Algumas semanas atrás, estive na Expo Favela, uma feira de negócios, cujos expositores são empreendedores e startups da favela. O objetivo da feira é dar visibilidade a estas iniciativas e, assim, promover palco para encontro com investidores que acelerem empreendimentos e gerem negócios a partir das oportunidades que nascem nos eventos.
Conversando com uma das donas de estande nesse evento, me deparei com a seguinte frase em uma gravura de dois meninos negros sorrindo, que ela tinha em exposição:
"Eu sou a continuação de um sonho".
Essa frase ecoou em mim de uma forma muito profunda, afinal eu estava em um evento de lideranças, empreendedorismo negro e junto de meus pais. Quando se é uma criança negra, em um lar que honra a ancestralidade e, ao mesmo tempo, entende o dano que o racismo causa nas pessoas, existe uma série de orientações as quais ela deve seguir para conseguir viver a infância o mais tranquilamente possível.
Na maioria das vezes, mesmo com as orientações, a criança passa por alguma situação desconfortável, por vezes violenta e já entende desde cedo que isso vai acompanhá-la pelo resto da vida.
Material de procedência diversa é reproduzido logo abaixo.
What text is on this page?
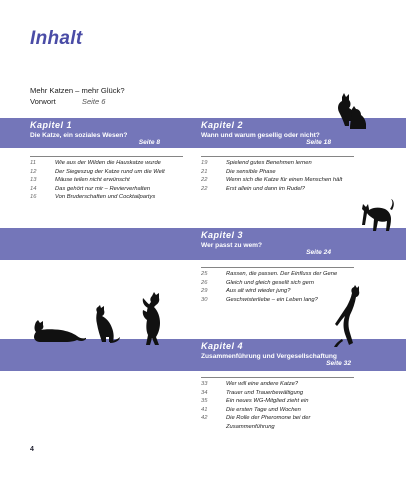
Inhalt
Mehr Katzen – mehr Glück?
Vorwort	Seite 6
Kapitel 1	Kapitel 2
Die Katze, ein soziales Wesen?
Seite 8
Wann und warum gesellig oder nicht?
Seite 18
11	Wie aus der Wilden die Hauskatze wurde
12	Der Siegeszug der Katze rund um die Welt
13	Mäuse teilen nicht erwünscht
14	Das gehört nur mir – Revierverhalten
16	Von Bruderschaften und Cocktailpartys
19	Spielend gutes Benehmen lernen
21	Die sensible Phase
22	Wenn sich die Katze für einen Menschen hält
22	Erst allein und dann im Rudel?
Kapitel 3
Wer passt zu wem?
Seite 24
25	Rassen, die passen. Der Einfluss der Gene
26	Gleich und gleich gesellt sich gern
29	Aus alt wird wieder jung?
30	Geschwisterliebe – ein Leben lang?
Kapitel 4
Zusammenführung und Vergesellschaftung
Seite 32
33	Wer will eine andere Katze?
34	Trauer und Trauerbewältigung
35	Ein neues WG-Mitglied zieht ein
41	Die ersten Tage und Wochen
42	Die Rolle der Pheromone bei der
Zusammenführung
4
Quando se é negro no Brasil, carrega-se consigo muitas coisas boas e ruins — traumas, cicatrizes, mágoas, planos; objetivos e principalmente, sonhos. Todas as crianças negras são a continuação do sonho de alguém, aliás, cada nova geração de pessoas negras que precede a anterior é a continuação de um sonho.
Um sonho que começou lá atrás, nos barcos que carregavam as centenas de milhares de africanos que atravessavam o Oceano Atlântico forçados dentro de navios. Um sonho que, na verdade, era um desejo de retorno aos gloriosos tempos em que negros eram a realeza, o sacerdócio e o exército. Sonho que a cada ano, década ou século que passa, mantém uma população esperançosa de que as coisas vão melhorar.
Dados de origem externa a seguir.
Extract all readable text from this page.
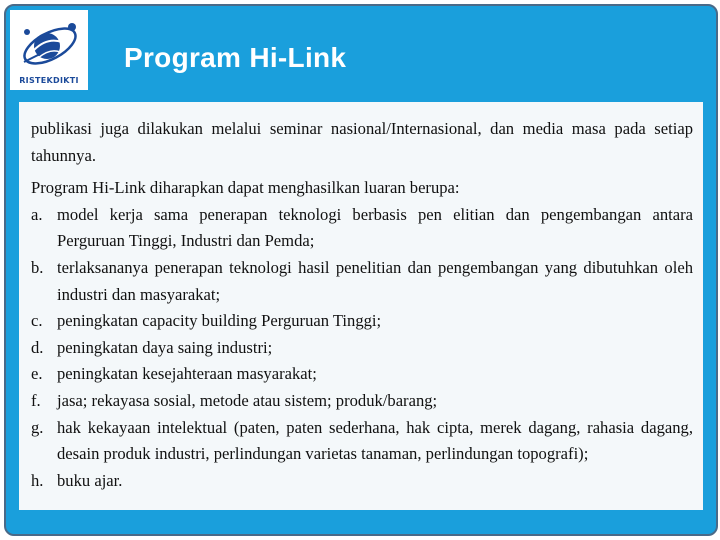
RISTEKDIKTI
Program Hi-Link

publikasi juga dilakukan melalui seminar nasional/Internasional, dan media masa pada setiap tahunnya.

Program Hi-Link diharapkan dapat menghasilkan luaran berupa:

a. model kerja sama penerapan teknologi berbasis pen elitian dan pengembangan antara Perguruan Tinggi, Industri dan Pemda;
b. terlaksananya penerapan teknologi hasil penelitian dan pengembangan yang dibutuhkan oleh industri dan masyarakat;
c. peningkatan capacity building Perguruan Tinggi;
d. peningkatan daya saing industri;
e. peningkatan kesejahteraan masyarakat;
f. jasa; rekayasa sosial, metode atau sistem; produk/barang;
g. hak kekayaan intelektual (paten, paten sederhana, hak cipta, merek dagang, rahasia dagang, desain produk industri, perlindungan varietas tanaman, perlindungan topografi);
h. buku ajar.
Eu sou a continuação de um sonho. De um sonho que meus pais e ancestrais tiveram ao perceberem que o único caminho para eu mudar de vida seria através da educação, um sonho no qual eles queriam que eu fosse muito mais longe do que eles, que eu conquistasse tudo que eu quisesse e não fosse impedido pela minha cor da pele. Nesse sonho, eles fariam de tudo para que eu vivesse os meus próprios sonhos sem me ter nada negado, mas que, ao mesmo tempo, o sonho deles vivesse através de mim e do caminho que eu escolhesse.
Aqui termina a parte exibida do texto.